The physical and structural differences between knitted and woven fabrics dictate completely different performance profiles for their chemical auxiliaries. Because knits are composed of interconnected yarn loops rather than stable, perpendicular warp-and-weft interps, they feature higher structural elasticity, greater surface area, and less mechanical resistance.
To prevent defects like structural distortion, rope marks, and patchy color yields, chemical auxiliaries targeted for knitted fabrics must possess specific, rigorous characteristics.
1. Exceptional Low-Foaming and Shear Resistance
The majority of knitted fabrics are processed in dynamic, high-velocity liquid environments like jet or overflow dyeing machines.

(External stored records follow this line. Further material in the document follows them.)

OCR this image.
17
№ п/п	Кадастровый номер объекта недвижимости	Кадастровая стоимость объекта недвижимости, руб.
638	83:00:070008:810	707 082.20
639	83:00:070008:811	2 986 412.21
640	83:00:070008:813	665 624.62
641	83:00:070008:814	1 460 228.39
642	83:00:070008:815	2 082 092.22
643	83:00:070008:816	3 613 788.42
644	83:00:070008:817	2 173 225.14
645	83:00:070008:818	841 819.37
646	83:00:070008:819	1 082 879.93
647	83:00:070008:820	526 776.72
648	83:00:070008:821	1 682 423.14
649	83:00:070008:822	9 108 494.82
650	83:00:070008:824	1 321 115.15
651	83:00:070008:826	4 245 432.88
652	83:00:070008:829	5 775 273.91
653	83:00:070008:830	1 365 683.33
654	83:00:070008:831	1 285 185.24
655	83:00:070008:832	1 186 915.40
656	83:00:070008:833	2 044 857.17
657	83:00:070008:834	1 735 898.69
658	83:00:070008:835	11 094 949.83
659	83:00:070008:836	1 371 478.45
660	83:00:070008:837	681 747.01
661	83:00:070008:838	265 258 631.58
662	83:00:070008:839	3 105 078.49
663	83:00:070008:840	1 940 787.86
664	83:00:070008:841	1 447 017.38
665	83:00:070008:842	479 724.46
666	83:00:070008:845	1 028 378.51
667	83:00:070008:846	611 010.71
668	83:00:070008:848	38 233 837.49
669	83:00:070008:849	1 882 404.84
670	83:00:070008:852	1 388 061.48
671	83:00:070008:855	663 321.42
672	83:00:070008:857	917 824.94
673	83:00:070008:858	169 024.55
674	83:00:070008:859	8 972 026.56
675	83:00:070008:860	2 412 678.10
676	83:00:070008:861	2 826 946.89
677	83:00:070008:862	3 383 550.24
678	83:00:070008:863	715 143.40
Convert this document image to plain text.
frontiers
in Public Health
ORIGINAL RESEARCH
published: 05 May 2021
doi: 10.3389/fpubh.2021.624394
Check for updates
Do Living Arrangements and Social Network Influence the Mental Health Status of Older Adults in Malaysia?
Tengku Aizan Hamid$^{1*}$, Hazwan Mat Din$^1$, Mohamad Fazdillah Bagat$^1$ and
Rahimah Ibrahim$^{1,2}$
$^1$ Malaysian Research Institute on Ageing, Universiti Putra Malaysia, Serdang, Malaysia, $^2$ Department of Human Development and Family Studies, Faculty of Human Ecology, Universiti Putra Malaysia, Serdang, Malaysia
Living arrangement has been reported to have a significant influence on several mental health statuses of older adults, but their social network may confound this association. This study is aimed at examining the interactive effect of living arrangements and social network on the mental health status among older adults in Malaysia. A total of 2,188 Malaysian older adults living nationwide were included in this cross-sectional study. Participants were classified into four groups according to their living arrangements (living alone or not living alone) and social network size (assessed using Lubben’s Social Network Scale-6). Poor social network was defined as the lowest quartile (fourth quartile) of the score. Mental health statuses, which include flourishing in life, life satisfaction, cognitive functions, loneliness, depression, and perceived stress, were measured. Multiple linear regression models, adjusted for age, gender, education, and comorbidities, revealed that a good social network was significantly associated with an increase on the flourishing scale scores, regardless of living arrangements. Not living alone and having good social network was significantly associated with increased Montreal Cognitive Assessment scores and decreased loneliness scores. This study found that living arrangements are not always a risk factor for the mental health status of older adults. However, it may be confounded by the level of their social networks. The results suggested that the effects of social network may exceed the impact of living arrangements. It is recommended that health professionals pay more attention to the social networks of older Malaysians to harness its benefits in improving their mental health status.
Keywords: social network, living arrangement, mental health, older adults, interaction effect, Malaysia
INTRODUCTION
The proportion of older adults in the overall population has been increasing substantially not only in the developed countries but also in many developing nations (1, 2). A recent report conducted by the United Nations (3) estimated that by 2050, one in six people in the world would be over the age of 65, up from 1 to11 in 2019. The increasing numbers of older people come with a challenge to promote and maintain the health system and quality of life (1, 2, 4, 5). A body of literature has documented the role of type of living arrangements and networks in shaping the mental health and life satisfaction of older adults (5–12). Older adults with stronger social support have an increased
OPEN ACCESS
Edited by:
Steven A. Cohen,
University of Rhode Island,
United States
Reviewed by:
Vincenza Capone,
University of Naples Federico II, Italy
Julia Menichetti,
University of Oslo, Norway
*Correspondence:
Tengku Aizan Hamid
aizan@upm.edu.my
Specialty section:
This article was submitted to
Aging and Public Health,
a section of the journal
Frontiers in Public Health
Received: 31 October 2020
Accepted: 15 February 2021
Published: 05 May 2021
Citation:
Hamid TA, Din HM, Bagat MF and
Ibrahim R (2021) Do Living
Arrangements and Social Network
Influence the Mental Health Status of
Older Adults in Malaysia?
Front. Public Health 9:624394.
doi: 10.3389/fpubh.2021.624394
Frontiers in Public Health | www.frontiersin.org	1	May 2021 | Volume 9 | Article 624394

The Challenge: Mechanical pumps exert intense shear forces on the processing bath. Standard surfactants generate dense foam, which creates air pockets, causes the fabric rope to float, blocks the nozzle, and induces severe tangling or uneven dyeing.
Auxiliary Characteristic: Surfactants used in scouring, leveling, and dispersing must feature ultra-low foaming tendencies or be paired with highly stable defoamers. They must maintain their structural integrity under high kinetic shear without breaking down into insoluble silicone spots or oil deposits on the fabric.
2. Superior Emulsification and Dispersion Capabilities
Knitting yarns require significant amounts of lubricants (such as paraffin waxes, emulsified synthetic oils, and anti-static agents) during spinning and knitting to minimize friction on the needles.
The Challenge: These mineral and synthetic lubricants are highly hydrophobic and stubbornly adhere to the loop structures.
Auxiliary Characteristic: Pretreatment scouring agents must exhibit highly effective emulsifying power to detach, encapsulate, and hold these specific oils in suspension within the wash liquor, preventing them from redepositing onto the fabric.
During the subsequent dyeing phase, high-temperature dispersing agents must exhibit h3 thermodynamic stability to prevent hydrophobic dye molecules from agglomerating.
3. High Fiber Affinity combined with Controlled Retardation
Because of their relaxed loop configuration, knitted yarns absorb processing liquids much faster than tightly woven fabrics.
The Challenge: High initial dye uptake can lead to immediate, localized over-dyeing, causing irreversible patchiness.
Auxiliary Characteristic: Leveling and migrating agents must balance a high affinity for either the dye or the fiber. They act as "retarders" by temporarily blocking dye sites or forming loose, reversible chemical complexes with the dye molecules. This ensures that the dye releases gradually and migrates smoothly across the fabric surface as temperature or pH changes.
4. Excellent Film Flexibility and Minimal Viscoelastic Resistance
In printing and finishing stages, the elasticity of the knit is its defining feature.
The Challenge: Applying rigid chemical structures to an elastic loop network destroys the material's natural hand feel and causes the finish to crack or delaminate when stretched.
Auxiliary Characteristic: Pigment binders, print paste thickeners, and finishing softeners must form highly elastic, cross-linked films. For example, amino-silicone softeners must anchor cleanly to the fiber surfaces via their polar amino groups while leaving the flexible silicone backbone free to align outward, creating a smooth, springy barrier that allows loops to slide past each other without resisting stretch.
5. High Temperature, Salt, and Alkali Stability
Reactive dyeing of cotton knits demands massive electrolyte concentrations (often 30–80 g/L of Na2SO4 or NaCl) and alkaline fixation conditions (pH 10.5–11.5).
The Challenge: Extreme ionic strength and high pH easily destabilize chemical emulsions, causing standard leveling agents, lubricants, and chelators to precipitate or "salt out."
Auxiliary Characteristic: These chemicals must be heavily engineered with highly hydrophilic, non-ionic, or anionic molecular structures (like polyanionic polymers or advanced carboxylate chelators) that resist dehydration and maintain full solubility even when surrounded by dense concentrations of salt and alkali.
Summary: Performance Checklist
When auditing auxiliaries specifically for a knitting dyehouse, evaluate them against these functional criteria:
Cloud Point: Must be significantly higher than the peak processing temperature (especially for non-ionic surfactants used above 100°C) to prevent phase separation.
Lubricity Index: Internal anti-crease lubricants must drastically reduce fiber-to-metal friction coefficients without blocking subsequent dye absorption.
Chelation Capacity: Chelating agents must show a high stability constant pK specifically for Ca2+, Mg2+, and Fe3+ under highly alkaline conditions without stripping the metal ions structurally bonded inside metal-complex dyes.